And Where do XML Tags Come From?

Published in July 2002

The Question

“Which is the better source for XML Tags, an IT System Centric or Data Centric Approach?”

Here are two alternatives. The first was a proposal that was to be adopted by their highest levels of management of an enterprise. The second was created by Michael Gorman as a preferred

Alternative 1: Information Technology System Centric

Alternative 2: Data Centric

IT System Centric Alternative

If you have an IT System (MIS, Package, etc.) and it does not have to share data with any other Information Technology system then, you, as the Information Technology System manager are 100% in
charge of the XML Tags, and you are also in charge of all business fact value sets where ever the value sets are restricted. Else, if the Information Technology System has to share data with
another Information Technology system then for those shared data areas then the two Information Technology System managers are 100% in charge of the XML Tags, and also in charge of all value sets
where the value sets are restricted.

These XML tags then are then imposed on all creators of the Information Technology system so that every data exchange must extract and transform the “raw data” into the XML Tagged sets.

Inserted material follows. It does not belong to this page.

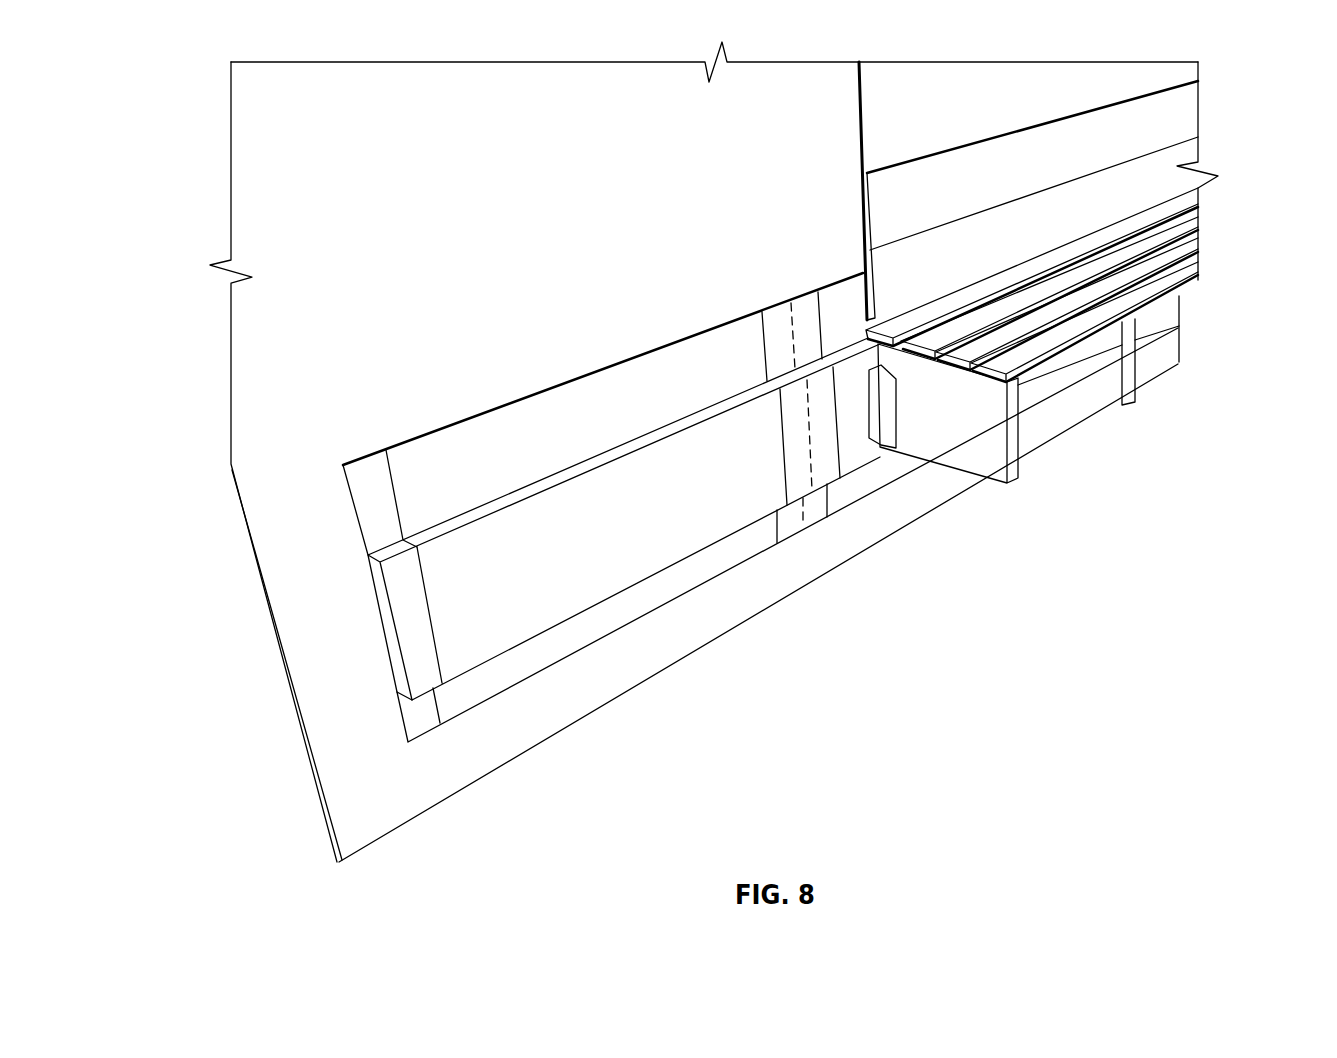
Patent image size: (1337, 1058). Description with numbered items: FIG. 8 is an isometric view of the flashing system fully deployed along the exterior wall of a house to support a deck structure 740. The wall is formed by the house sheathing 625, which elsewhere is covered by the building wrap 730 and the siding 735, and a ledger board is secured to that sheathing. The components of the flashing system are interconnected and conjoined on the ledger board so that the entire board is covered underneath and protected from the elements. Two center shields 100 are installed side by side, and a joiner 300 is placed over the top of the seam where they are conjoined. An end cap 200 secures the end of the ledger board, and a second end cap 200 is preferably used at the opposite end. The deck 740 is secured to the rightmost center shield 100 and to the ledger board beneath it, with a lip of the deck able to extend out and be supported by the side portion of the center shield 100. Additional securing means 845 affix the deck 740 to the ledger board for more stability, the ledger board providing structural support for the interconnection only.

“Data Centric” Alternative

All the data in all the Information Technology systems are to have their names and their restricted value sets defined and managed by the highest level functional experts in the enterprise such
that when either the functionally defined names and values sets are employed, then, their XML tags and values are standard across all Information Technology systems that may employ them regardless
of whether there are any plans for these systems to share data.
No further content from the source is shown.